Common area of interest in today’s environment where several articles published by analysts talks about a concept of “Virtual Data Warehouse“, which is also referred to as “Logical Data Warehouse” in many cases. This is referred to as the next logical step in evolution of data warehouse environments (DWE).
Conceptually, this is an extension to “Data Virtualization” from a technical point of view. A traditional data warehouse environment extensively used ETL tools to fetch and update the data warehouse constantly. Consider a data warehouse platform, which holds only the meta data (i.e. definition of data) layer without holding any actual data. Within this meta data layer interface, developer and users alike will have access to enterprise wide data irrespective of the source system or technology stack. Developers design and publish data models & reports for different requirements whereas users consume the data. Virtual “meta data layer” takes care of fetching, applying business rules and processing the data for final reports.
Some key items to be kept in mind while taking the “Virtual” route to data warehouse implementation
- Push down Operations – Processing logic cannot be delegated to the source systems at all times. In many instances partial results have to be collated and processed within the virtualization layer. Consider an example where a rank of Top 10 products for Top 10 Locations is required. The measures can be only aggregated in source system level, whereas the sorting and ranking operations are done in the virtualization layer.
- Data Quality – Traditional Data Warehouse environments strive to be the “Single source of truth” by implementing several Data Quality initiatives. This is pretty much Non-Existent in virtual data warehouse scenarios. One has to embed the entire data quality logic within the meta data layer or ensure at source system is governed very well. A simple example, wherein two source systems use two date formats i.e. ISO (YYYYMMDD) and US (MMDDYYYY), but the report requires Indian format (DDMMYYYY). Here, the date format cannot be harmonized to a single standardized format, instead conversion has to be performed at all times.
- Security – A heavy dependency is created with all source systems involved in the data warehouse environment. Data security can be implemented at different levels for the same user in different source systems. In some instances, DW users will not have access to all source systems e.g. Accounting Executive vs Reporting Analyst to a Financial system. Data security has to be implemented wholly in the Meta Data layer, but when it comes to synchronizing with other systems the complexity increases exponentially. (NOTE: Some applications today bypass this by using a generic user-id as background connection that has full access to the individual systems back end data.)
- Business Logic – Any piece of code written, irrespective of size and complexity is executed every time at run-time. This additional logic adds to overall processing overhead. If requirements are complex and data volume is large, it will drain the system and bring down performance drastically. The business logic implementation is moved to the source systems, the overhead has just be passed on to the transactional system. Irrespective of the complexity of task e.g. Conversion to upper case VS lookup against cross reference tables, every line of code included to implement business logic has a inverse effect of performance.

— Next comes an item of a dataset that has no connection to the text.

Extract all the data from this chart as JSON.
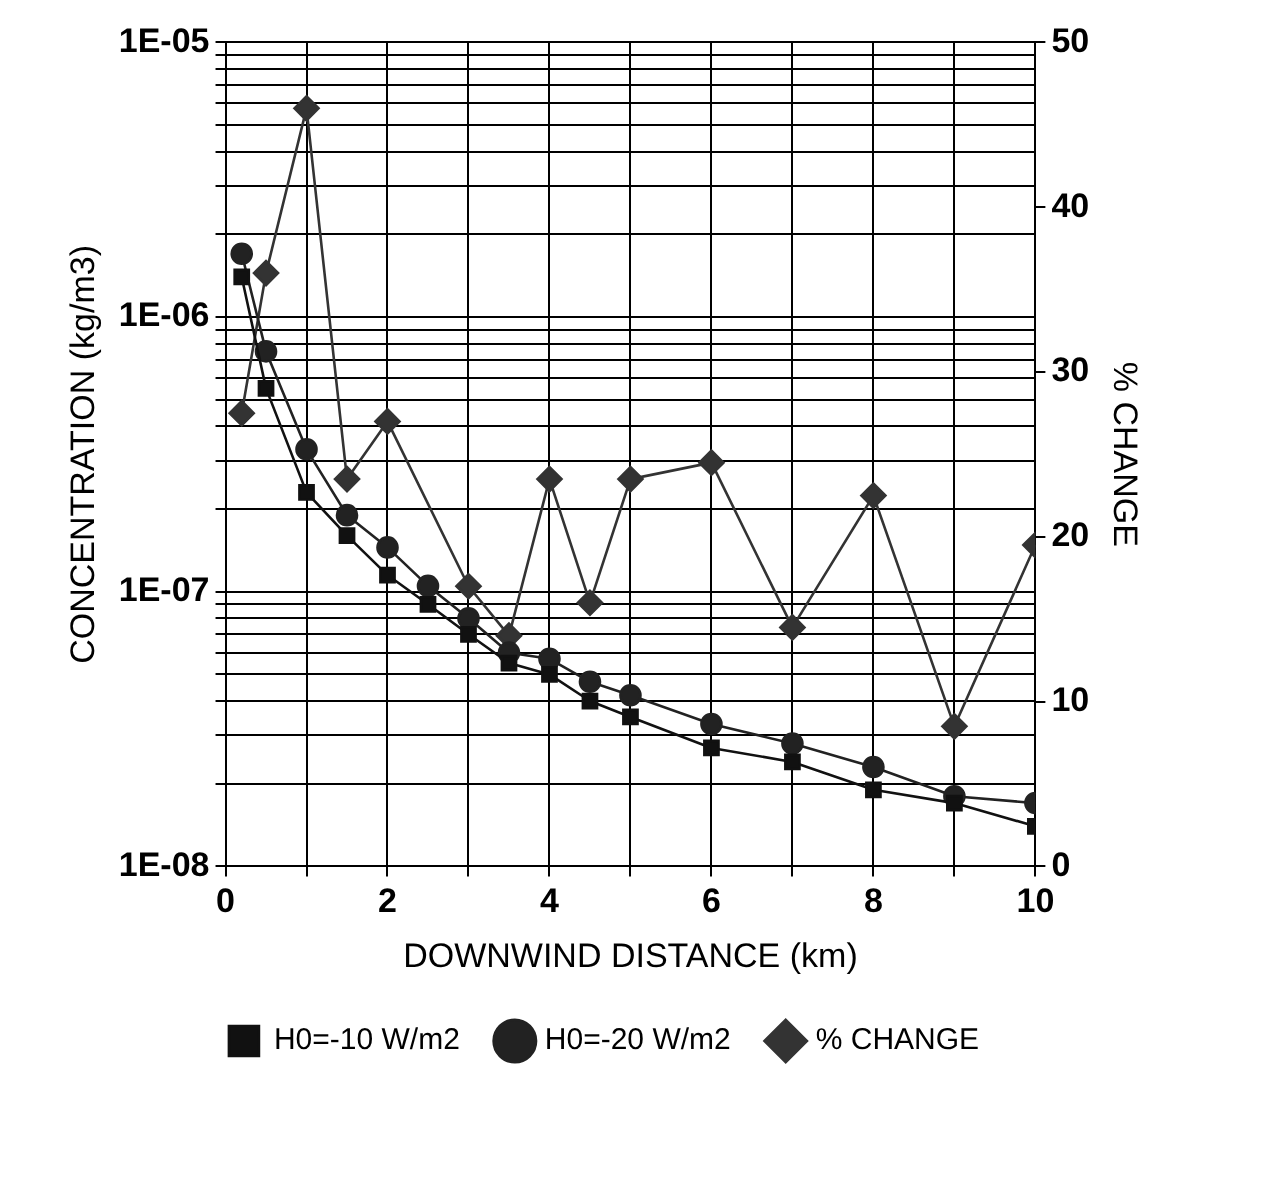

- Historical Data – A traditional data warehouse does not retire data. All historical data is retained for analytical needs. Transaction processing system on the contrary archive old data and keep only the “near past” information. This is done in order maintain performance of these transaction processing systems. Scope of data retrieval of an analytical query cannot be predicted due to nature of complex reporting requirements. If source systems do not maintain full history, it directly affects the usability of the data warehouse.
- Performance – Data warehouses have very large data volumes by design, in the order few million to couple of hundred million records. In order to keep performance top notch, summary tables are built on top of the warehouse that are used first and based on user needs, actual detailed data in data warehouse is accessed. It should not be a surprise to note that in real world, around 80% of analytical queries access the detailed data. Working with very large data sets in a virtualized environment will have impact on all items mentioned above.
Conclusion: Virtual Data Warehouse is not mature technology for adaptation in today’s scenario. Hardware and application technology has progressed, but there are several tangible and tacit areas such as Data Quality, Real-Time Reporting, Data Normalization, Business Rules Logic, Changing Dimensions and being Single Source of Truth for reporting to name a few that has to be addressed. Hybrid approach is feasible, which is the path enterprise BI is taking currently. In hybrid approach, the data lineage and business logic is analyzed thoroughly and classified into virtual or materialized data. Data to be materialized are replicated using ETL methods and virtual data is accessed virtually.
SAP HANA provides an option to synchronize via data virtualization with other databases using Smart Data Access interface. SAP BW provides an option called Open ODS views that is a virtual definition without actual data. SAP Business Objects implements this concept through "Information Design Tool", which is the meta data layer. All these above tools are in production environments today albeit the scope is limited.